Operasyonlar düşünülürken mutlaka ara ve nihai hedefler de düşünülür. Birisi daha halledilmeden öbürünü de yüksek sesle göğüslemek siyaseten akıllı olmaz. Askeri yönden de hata olur.

Referandum kampanyasında hayır cephesinin en çok kullandığı tez, bütün yetkinin bir kişide toplanması sonucunda ileride tehlikeli bir sürece girileceği… Daha uzak yorumlar da yapılıyor. “Batı’nın bölgede, bazı ülkelere müdahale etmek istediğinde diktatörlüğü bir gerekçe olarak kullanıyor ve demokrasi getirmek gerekçesiyle müdahale ediyor” gibi… Bu yorumları nasıl değerlendiriyorsunuz?

Dün akşam Beyaz TV’de, Osman Gökçek’in belgelere dayalı, kendine has üslubuyla yaptığı değerlendirmeler var. Onu tavsiye ederim. (Gülüyor) İsmet İnönü’nün, Celal Bayar’ın yaklaşımları… O belgelere dayalı olarak açıklamış. O zaman neler olduğu görülüyor. Şimdikiyle mukayese ettiğiniz vakit, benzer olduğunu varsayın, İnönü döneminde, Atatürk döneminde, Celal Bayar döneminde cumhuriyet yıkılmamış.

Toplumun önde gelen isimlerinin, sanatçı ve sporcuların “evet” videolarını nasıl değerlendiriyorsunuz? Toplumda kutuplaşma etkisi yaratır mı?

Sanatçılar arasında kutuplaşma olmaz, rekabet olur.
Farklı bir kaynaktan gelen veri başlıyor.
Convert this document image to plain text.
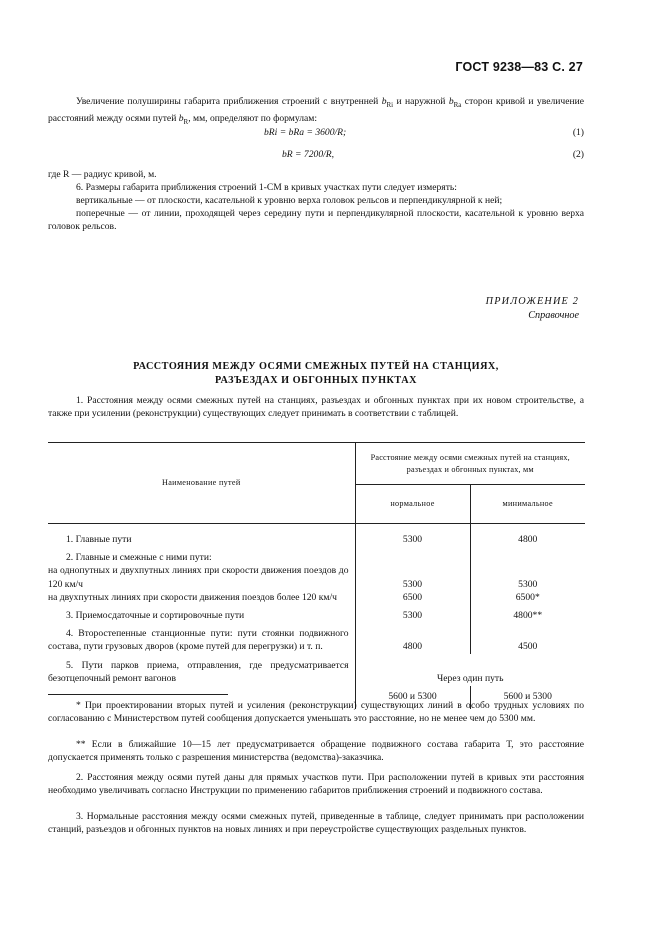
ГОСТ 9238—83 С. 27
Увеличение полуширины габарита приближения строений с внутренней $b_{Ri}$ и наружной $b_{Ra}$ сторон кривой и увеличение расстояний между осями путей $b_R$, мм, определяют по формулам:
bRi = bRa = 3600/R;	(1)
bR = 7200/R,	(2)
где R — радиус кривой, м.
6. Размеры габарита приближения строений 1-СМ в кривых участках пути следует измерять:
вертикальные — от плоскости, касательной к уровню верха головок рельсов и перпендикулярной к ней;
поперечные — от линии, проходящей через середину пути и перпендикулярной плоскости, касательной к уровню верха головок рельсов.
ПРИЛОЖЕНИЕ 2
Справочное
РАССТОЯНИЯ МЕЖДУ ОСЯМИ СМЕЖНЫХ ПУТЕЙ НА СТАНЦИЯХ,
РАЗЪЕЗДАХ И ОБГОННЫХ ПУНКТАХ
1. Расстояния между осями смежных путей на станциях, разъездах и обгонных пунктах при их новом строительстве, а также при усилении (реконструкции) существующих следует принимать в соответствии с таблицей.
Наименование путей	Расстояние между осями смежных путей на станциях, разъездах и обгонных пунктах, мм	
	нормальное	минимальное
1. Главные пути	5300	4800
2. Главные и смежные с ними пути:		
на однопутных и двухпутных линиях при скорости движения поездов до 120 км/ч	5300	5300
на двухпутных линиях при скорости движения поездов более 120 км/ч	6500	6500*
3. Приемосдаточные и сортировочные пути	5300	4800**
4. Второстепенные станционные пути: пути стоянки подвижного состава, пути грузовых дворов (кроме путей для перегрузки) и т. п.	4800	4500
5. Пути парков приема, отправления, где предусматривается безотцепочный ремонт вагонов	Через один путь	
	5600 и 5300	5600 и 5300
* При проектировании вторых путей и усиления (реконструкции) существующих линий в особо трудных условиях по согласованию с Министерством путей сообщения допускается уменьшать это расстояние, но не менее чем до 5300 мм.
** Если в ближайшие 10—15 лет предусматривается обращение подвижного состава габарита Т, это расстояние допускается применять только с разрешения министерства (ведомства)-заказчика.
2. Расстояния между осями путей даны для прямых участков пути. При расположении путей в кривых эти расстояния необходимо увеличивать согласно Инструкции по применению габаритов приближения строений и подвижного состава.
3. Нормальные расстояния между осями смежных путей, приведенные в таблице, следует принимать при расположении станций, разъездов и обгонных пунктов на новых линиях и при переустройстве существующих раздельных пунктов.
Yunanistan ile ilgili gerilimi nasıl değerlendiriyorsunuz? İktidarın bu gerilimden referandum sürecinde, bu gerilimden beslendiği yorumları da yapılıyor. Yanı sıra Kıbrıs müzakereleri… Türk tarafının alehine mi gelişiyor. Mevcut Kıbrıs Cumhurbaşkanı’nın söylemlerini nasıl değerlendiriyorsunuz?

Akıncı ille bir mağlubiyetin gerekçesini arıyorsa Kıbrıs konusunda en hassas görüşlere sahip olan MHP’yi suçlaması lazım. O da onu yapıyor. Çünkü Kıbrıs bizim için çok önemli. Akıncı gerçek niyetini söylemeye çalışsın.

Başbakan ile görüşmenizle referanduma ilişkin paylaşımlarınızı bizimle de paylaşır mısınız?

Referandum konusunda, bir, MHP kamuoyu ile evet oyu görüşünü paylaşmak ister. Yani bir başka değişle, anayasa değişikliğinde, referandum sürecine girildiği vakit, MHP’ye gönül vermiş arkadaşlarımız evet oyu kullanacaklardır. En azından biz de bu yönde arkadaşlarımızı bilgilendirmeye, neden evet oyu verildiği konusunu anlatmaya çalışacağız. İkinci olarak, kampanya, MHP’nin kendi imkanlarıyla, kendi üslubuyla, kendi gerekçeleriyle yürütecektir. Dolayısıyla tamamen MHP’nin bu konudaki yaklaşımı üzerinde durulması lazımdır. Başka partiler de evet oyu kullanabilir, o da onların hakkıdır. Öyle bir durum karşısında hedefte bir beraberlik söz konusu olursa, o zaman çelişkilere fırsat vermeyecek tarzda, bir ağız birliği içerisinde olabilecek kavramları kullanmakta da yarar vardır.

Bir slogan belirlediniz mi?

Birincisini söyledik geçenlerde… Millet için, devlet için, cumhuriyet için evet diye… Cumartesi günü yeni bir sloganımız daha olacak. Bu ülke için bir yeminimiz vardır: Vazgeçilmez, Onun için evet. Cumartesi günü açıklayacaktım, iki gün önce size söyledim.

Çelişkiler olursa, çelişkilere fırsat vermeden ağız birliği içinde kavramları kullanmak gerek dediniz… Hassas kavramlar hangileri?

 “Evet”i söylerken kararsız bir üslup kullanmamak demektir. Yarım ağızla evet olmaz.

TÜRKİYE KARMA KARIŞIK OLUR

Bu sistem geçmezse ülke bölünür mü? Beka sorununa vurgu yapıyorsunuz…

Karmakarışık olur Türkiye. Bundan yararlanmak isteyen iç ve dış çevreler çıkabilir. Tersinden okursak geçmezse çok iyi olur cümlesi hiç doğru bir cümle değil.